KOMİSYON KONUŞMASI

SEZAİ TEMELLİ (Muş) - Teşekkür ederim Sayın Başkan.

Sayın Bakan, değerli hazırun; ben de öncelikle 1 Kasım Dünya Kobani Günü'nü kutlayarak sözlerime başlamak istiyorum.

Evet, Kobani düşmedi, Kobani direndi, Kobani karanlığa geçit vermedi. O gün Kobani'nin düşmemesi için mücadele edenler, insani yardım koridorunun açılması için mücadele edenler, sevgili arkadaşlarımız şu anda Sincan'da yargılanıyor. Oysa o insani yardım koridoru açılmasaydı belki bugün Gazze'de yaşadığımız o soykırıma benzer sahneleri Kobani'de yaşayacaktık. Bugün Gazze'de insani yardım koridorunun bir an önce açılma ihtiyacı vardır; 3.500'e yakın çocuk katledilmiştir, 10 bine yakın sivil katledilmiştir ve devam ediyor. Biz artık sözü bir kenara bırakıp bu insani yardım koridorunun açılması anlamında ve İsrail'in bu saldırganlığına son vermek adına harekete geçmeliyiz. Ama harekete geçtiğimizde inandırıcılığımız neden yok biliyor musunuz? İşte, onun cevabı Sincan'da süren Kobani kumpas davasında. O yüzden, inandırıcı olmak zorundayız.

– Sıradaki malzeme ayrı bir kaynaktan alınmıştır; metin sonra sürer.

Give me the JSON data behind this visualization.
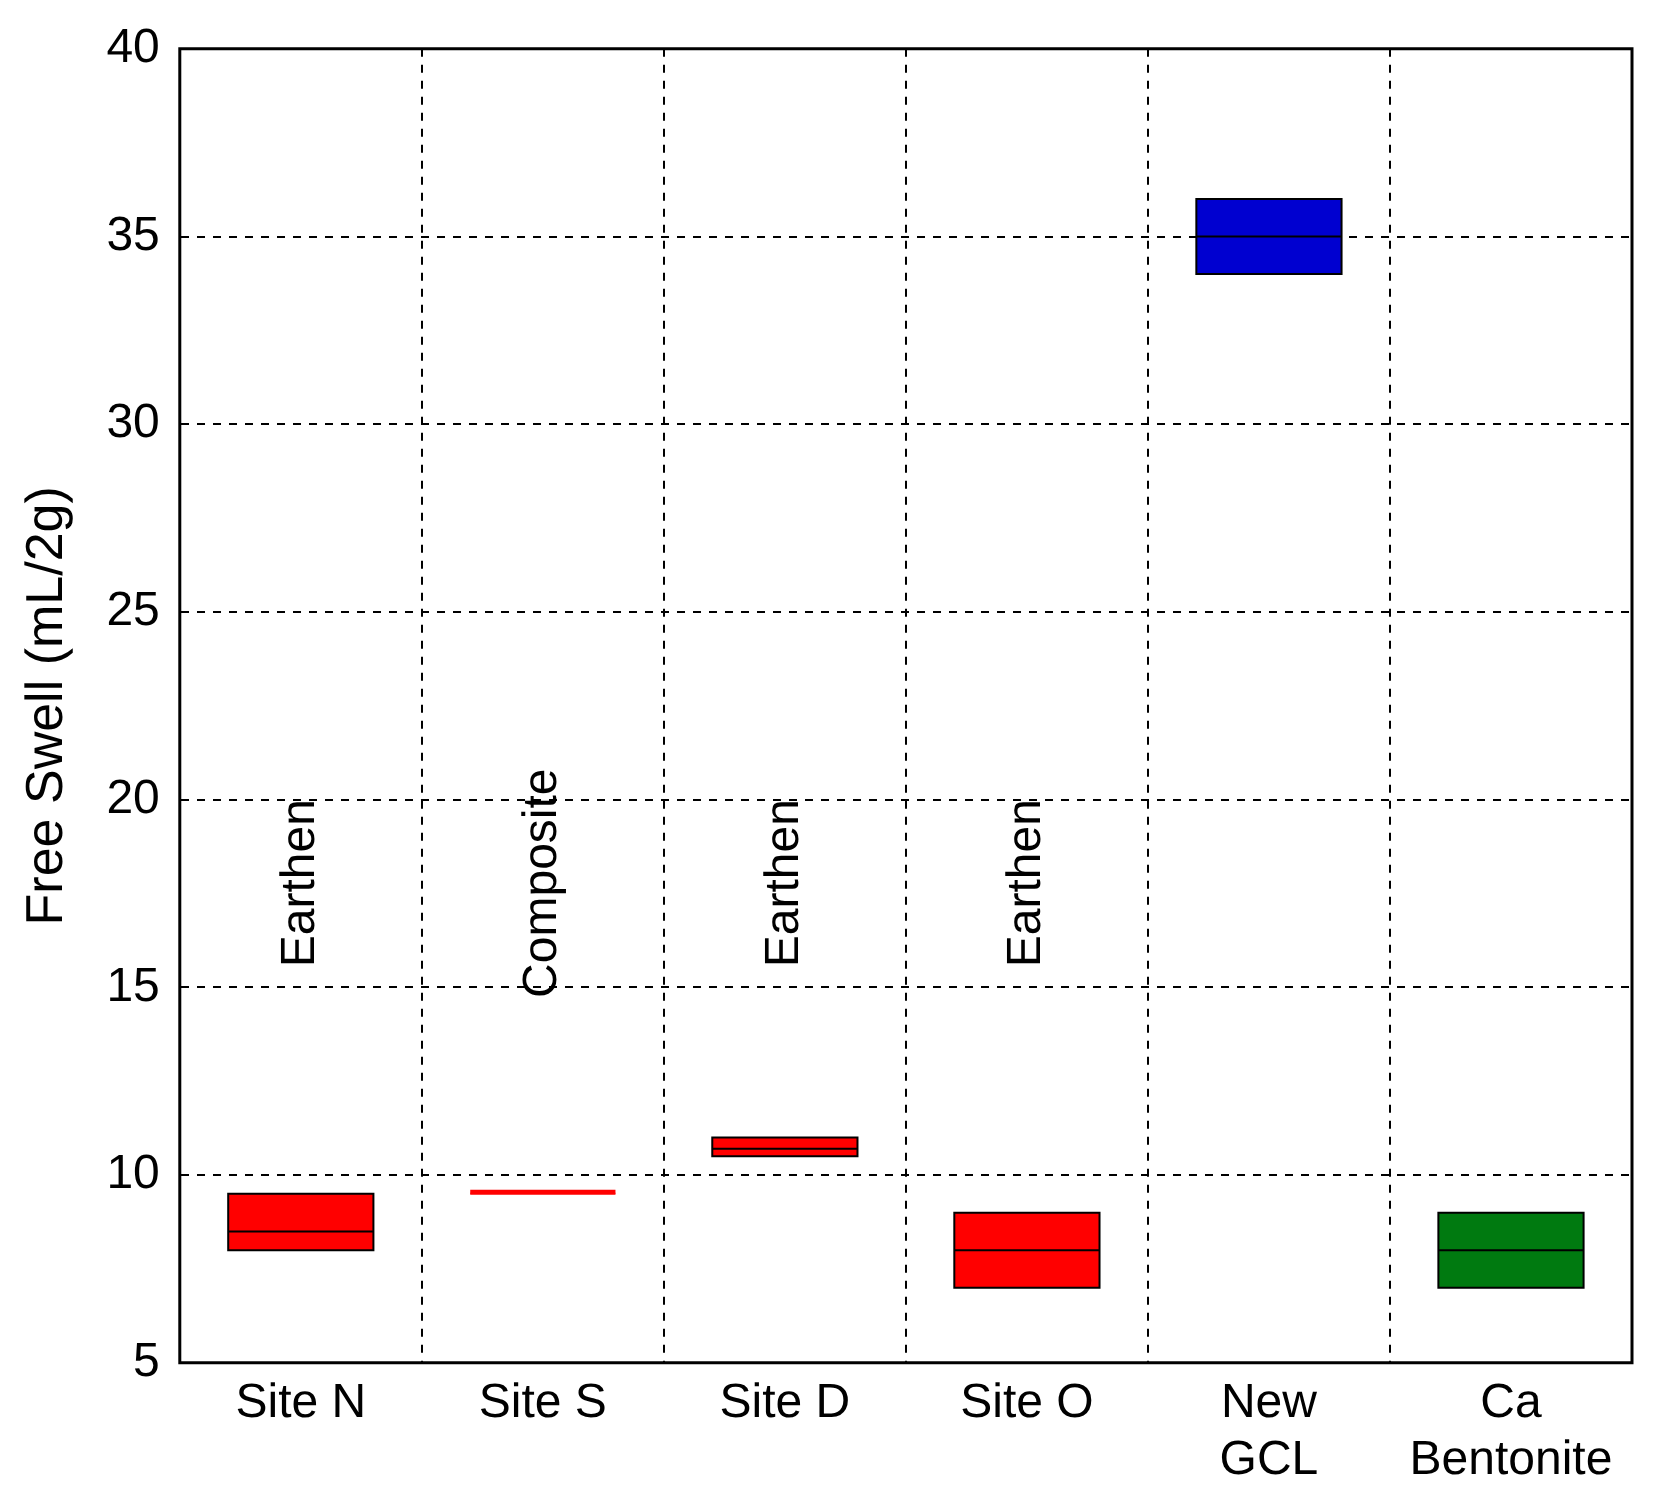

Sayın Bakan, çok zor bir Bakanlığınız var, gerçekten en ciddi rol sizin Bakanlığınıza verilmiş. Kalkınma planını incelemişsinizdir, orta vadeli programı incelemişsinizdir, bütçeyi incelemişsinizdir kuşkusuz; bürokrasideki arkadaşlar titiz bir çalışma yapmıştır, buna inanıyorum. Ortaya çıkan tablo şu ki: Bütün bu önümüzdeki dönemin en kritik rolü Bakanlığınızda çok ilginç bir şekilde. Bu kadar yükün bir Bakanlığa atfedilmesine biz de hayretle bakıyoruz. Neden mi? Bir kere "ticaret" dediğimiz mesele sınaiyle de finansmanla da doğrudan ilişkili yani sanayi sektöründeki bütün gelişmeler, üretim eninde sonunda realizasyonunu ticarette görecek ve bunu da sağlayacak olan düzenlemeler Bakanlığınızdan geçiyor. Bunun kredilenmesi, finans sektörü dediğimiz mesele de aslında, yine, ticaretin sağlanabilmesine yönelik, ilişkili.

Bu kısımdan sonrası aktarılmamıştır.